Sequestrati 22 kg di cocaina ed un arsenale di armi illegali. Un arresto
Comando Provinciale di Asti - Asti, 24/04/2026 09:20
L’arresto è stato il punto d’arrivo di un lavoro lungo e silenzioso, costruito giorno dopo giorno sul territorio. Da tempo i militari del Comando Provinciale dei Carabinieri di Asti avevano intensificato i controlli in alcune zone ritenute sensibili, raccogliendo piccoli segnali che, presi singolarmente, potevano sembrare irrilevanti: movimenti sospetti, frequentazioni ricorrenti, brevi incontri. Si tratta della tipica attività di presenza costante, fatta di pattugliamenti, osservazione e conoscenza diretta del contesto locale.
Il giorno dell’intervento è arrivato a seguito dell’ennesimo riscontro investigativo. Alle ore 14:00 del 20 aprile scorso, i Carabinieri hanno avviato il blitz, intervenendo con precisione in un’operazione pianificata nei minimi dettagli. L’uomo è stato fermato senza possibilità di fuga, mentre i militari procedevano alle perquisizioni.
La prima perquisizione è stata eseguita presso l’abitazione di un 47enne, di nazionalità albanese e pluripregiudicato, situata in Asti, via Vayra. All’interno sono stati rinvenuti una modica quantità di sostanza stupefacente e tre pistole: una nell’appartamento, una nell’autorimessa e una a bordo dell’autovettura in uso all’indagato.
Gli investigatori si sono quindi spostati presso un secondo immobile, Via Pallio, nella disponibilità dell’uomo. In tale luogo è stata rinvenuta l’ingente quantità di stupefacente, oltre ad altre due armi clandestine.

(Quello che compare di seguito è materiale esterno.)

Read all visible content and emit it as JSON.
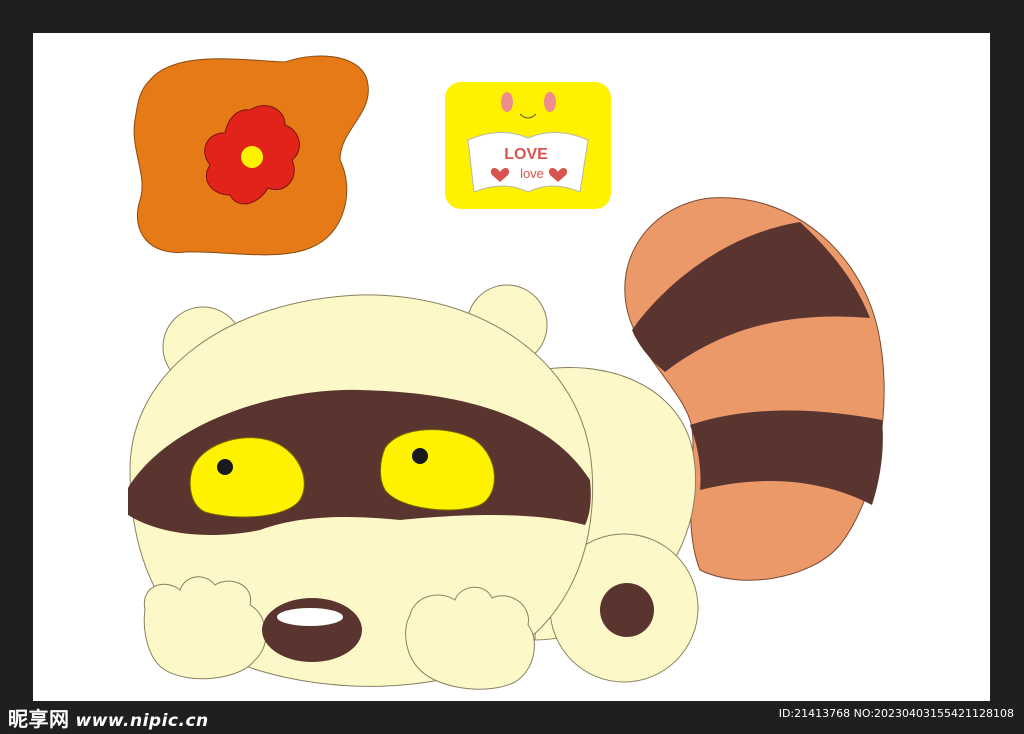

Il bilancio complessivo dell’operazione è di assoluto rilievo: sequestrati 22 chilogrammi di cocaina, che sul mercato corrispondono a circa 100 mila dosi per un valore di 5 milioni di euro; 5 pistole provento di furto - di cui una con matricola abrasa - un silenziatore artigianale e oltre 200 munizioni, comprese alcune da guerra, nonché materiale per la pesatura ed il confezionamento dello stupefacente
L’uomo è stato arrestato e condotto presso la Casa Circondariale di Alessandria.
Un colpo importante, reso possibile non da un singolo intervento, ma da un costante lavoro di controllo e presenza sul territorio.
L’operazione, e l’attività d’indagine, terminata in ogni suo aspetto, rappresenta un esempio concreto di come l’attività quotidiana dei Carabinieri — fatta di attenzione, pazienza e profonda conoscenza del tessuto locale — possa tradursi in risultati incisivi nella lotta alla criminalità.
“Il presente comunicato viene diffuso alla luce del pubblico interesse alla conoscenza delle attività svolte per esigenze di sicurezza pubblica da questo ufficio. Si rammenta la presunzione di innocenza e che la responsabilità penale può essere riconosciuta solo con sentenza passata in giudicato".
Si precisa che il procedimento si trova nella fase delle indagini preliminari e che ogni responsabilità dovrà essere accertata in sede giudiziaria.